Comment your regular expressions

Summer ☀️

Regular expressions have a reputation for being cryptic and arcane, and with good reason: their syntax is dense and non-obvious. Unfortunately that leads many people to not view them as real code, so they copy-and-paste them without analyzing them to verify their behavior, or they ignore them in code reviews. This isn’t ideal; is there a way to help ensure that regexes are treated with the significance that they warrant?

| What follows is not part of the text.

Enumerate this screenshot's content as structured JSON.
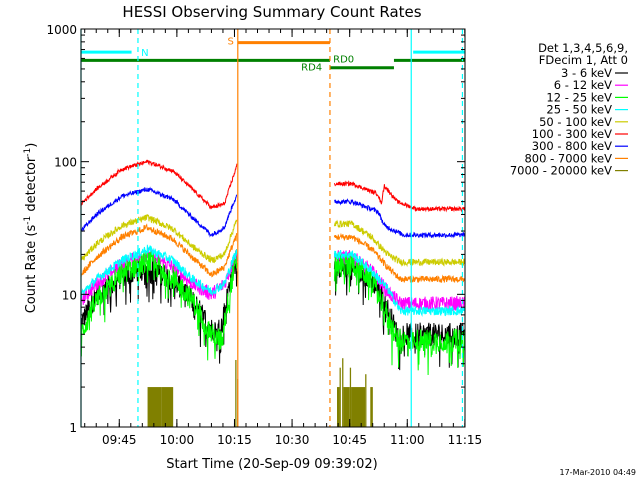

Yes: we can comment them! For example, let’s take this regex for a USA postal code in Ruby:

usa_postal_code_pattern = /\A\d{5}(-\d{4})?\z/

That’s pretty hard to read; no wonder we want to gloss over it. Using Ruby’s “extended mode” for regexes via the x flag (and a %r{⋯} symmetrical percent literal for better readability across multiple lines), we can split that into parts and add comments explaining them:

usa_postal_code_pattern = %r{
  \A # Beginning of string
  \d{5} # 5 digits
  ( # ZIP+4
    - # Hyphen
    \d{4} # 4 digits
  )? # ZIP+4 is optional
  \z # End of string
}x

Beware that because whitespace is deliberately ignored in this mode, you must escape it when you want to represent literal whitespace characters. For example, here’s a pattern for UK postal codes:

uk_postal_code_pattern = %r{
  \A # Beginning of string
  [A-Z]{1,2} # 1–2 capital letters
  \d # Digit
  [A-Z\d]? # Optional capital letter or digit

  (\ ) # Single space

  \d # Digit
  [A-Z]{2} # 2 capital letters
  \z # End of string
}x

This is possible in other languages too! Perl supports it; Python calls it the “verbose” flag; in JavaScript you can use string concatenation.